File metadata and controls

137 lines (105 loc) · 6.91 KB

Notes on program structure

There are 5 main modules:

  • The main program in main.h and main.c.
  • The procedure loader in loader.h and loader.c.
  • The lexical analyzer in lexer.h and lexer.c.
  • The Scheme expression parser in parser.h and parser.c.
  • The Scheme expression evaluator in eval.h and eval.c.

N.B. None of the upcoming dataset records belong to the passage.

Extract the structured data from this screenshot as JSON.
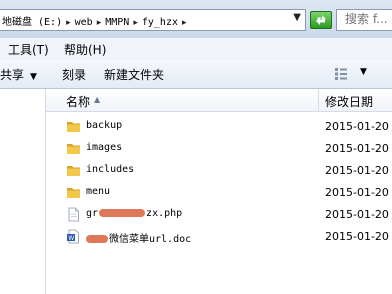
{
  "address_bar": {
    "crumbs": [
      "地磁盘 (E:)",
      "web",
      "MMPN",
      "fy_hzx"
    ],
    "separator": "▸"
  },
  "search": {
    "placeholder": "搜索 f..."
  },
  "menu": [
    {
      "label": "工具(T)"
    },
    {
      "label": "帮助(H)"
    }
  ],
  "toolbar": [
    {
      "label": "共享",
      "has_dropdown": true
    },
    {
      "label": "刻录",
      "has_dropdown": false
    },
    {
      "label": "新建文件夹",
      "has_dropdown": false
    }
  ],
  "columns": {
    "name": "名称",
    "date": "修改日期"
  },
  "files": [
    {
      "name": "backup",
      "date": "2015-01-20",
      "icon": "folder-icon"
    },
    {
      "name": "images",
      "date": "2015-01-20",
      "icon": "folder-icon"
    },
    {
      "name": "includes",
      "date": "2015-01-20",
      "icon": "folder-icon"
    },
    {
      "name": "menu",
      "date": "2015-01-20",
      "icon": "folder-icon"
    },
    {
      "name_prefix": "gr",
      "name_suffix": "zx.php",
      "date": "2015-01-20",
      "icon": "php-file-icon"
    },
    {
      "name_prefix": "",
      "name_suffix": "微信菜单url.doc",
      "date": "2015-01-20",
      "icon": "word-doc-icon"
    }
  ],
  "colors": {
    "folder": "#e8b73a",
    "refresh_green": "#2c9a24",
    "redaction": "#d9603b"
  }
}
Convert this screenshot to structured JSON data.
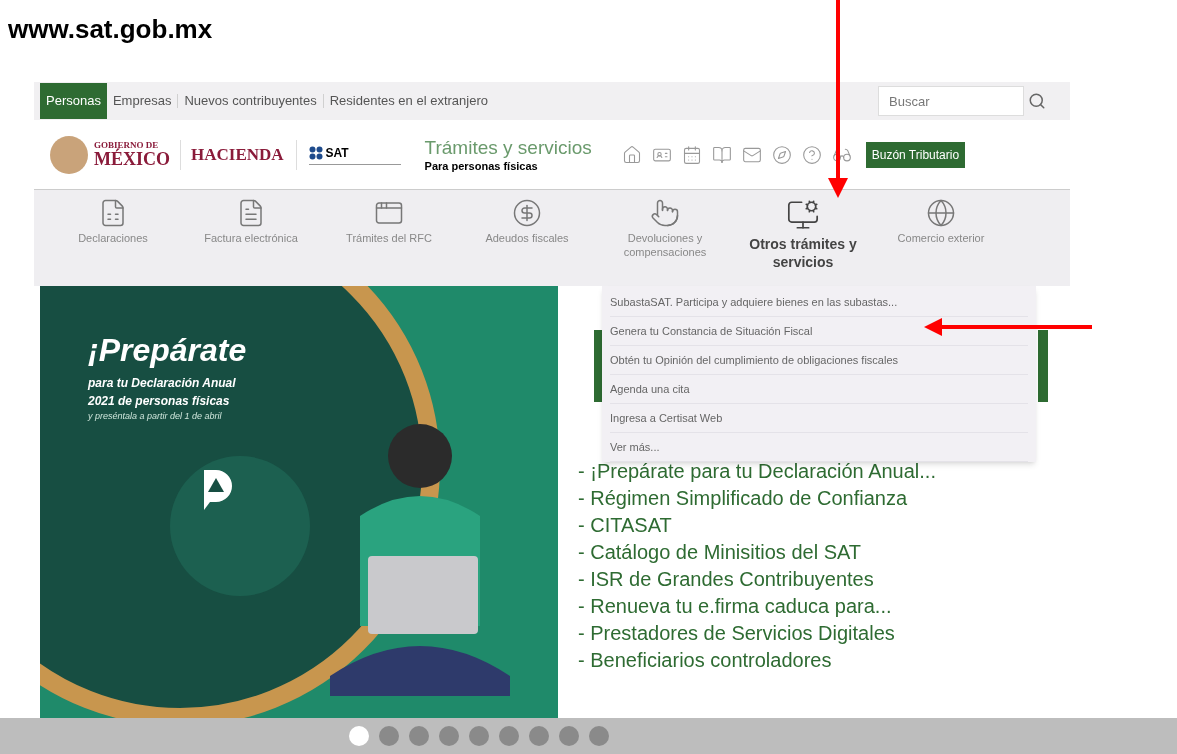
{
  "annotation": {
    "title": "www.sat.gob.mx"
  },
  "top_bar": {
    "tabs": [
      {
        "label": "Personas",
        "selected": true
      },
      {
        "label": "Empresas",
        "selected": false
      },
      {
        "label": "Nuevos contribuyentes",
        "selected": false
      },
      {
        "label": "Residentes en el extranjero",
        "selected": false
      }
    ],
    "search": {
      "placeholder": "Buscar"
    }
  },
  "header": {
    "gobierno_line1": "GOBIERNO DE",
    "gobierno_line2": "MÉXICO",
    "hacienda": "HACIENDA",
    "sat": "SAT",
    "section_title": "Trámites y servicios",
    "section_subtitle": "Para personas físicas",
    "button": "Buzón Tributario"
  },
  "nav": [
    {
      "label": "Declaraciones",
      "selected": false
    },
    {
      "label": "Factura electrónica",
      "selected": false
    },
    {
      "label": "Trámites del RFC",
      "selected": false
    },
    {
      "label": "Adeudos fiscales",
      "selected": false
    },
    {
      "label": "Devoluciones y compensaciones",
      "selected": false
    },
    {
      "label": "Otros trámites y servicios",
      "selected": true
    },
    {
      "label": "Comercio exterior",
      "selected": false
    }
  ],
  "dropdown": {
    "items": [
      "SubastaSAT. Participa y adquiere bienes en las subastas...",
      "Genera tu Constancia de Situación Fiscal",
      "Obtén tu Opinión del cumplimiento de obligaciones fiscales",
      "Agenda una cita",
      "Ingresa a Certisat Web",
      "Ver más..."
    ]
  },
  "banner": {
    "headline": "¡Prepárate",
    "lines": [
      "para tu Declaración Anual",
      "2021 de personas físicas",
      "y preséntala a partir del 1 de abril"
    ]
  },
  "news": [
    "- ¡Prepárate para tu Declaración Anual...",
    "- Régimen Simplificado de Confianza",
    "- CITASAT",
    "- Catálogo de Minisitios del SAT",
    "- ISR de Grandes Contribuyentes",
    "- Renueva tu e.firma caduca para...",
    "- Prestadores de Servicios Digitales",
    "- Beneficiarios controladores"
  ],
  "carousel": {
    "dots": [
      {
        "selected": true
      },
      {
        "selected": false
      },
      {
        "selected": false
      },
      {
        "selected": false
      },
      {
        "selected": false
      },
      {
        "selected": false
      },
      {
        "selected": false
      },
      {
        "selected": false
      },
      {
        "selected": false
      }
    ]
  }
}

There are 5 fundamental Scheme data types:

  • Scheme element: An abstract type, represents any Scheme element. Implemented in scheme-element.h, scheme-element-private.h, and scheme-element.c.
  • Number: Represents an integer. Implemented in scheme-number.h and scheme-number.c.
  • Boolean symbol: Represents a boolean symbol (#t or #f). Implemented in scheme-boolean.h and scheme-boolean.c.
  • Symbol: Represents a generic string of characters. Implemented in scheme-symbol.h and scheme-symbol.c.
  • Pair: Represents a pair of two elements. Implemented in scheme-pair.h and scheme-pair.c. Note that a Scheme list is defined to be either the empty pair or a pair whose second element is also a list.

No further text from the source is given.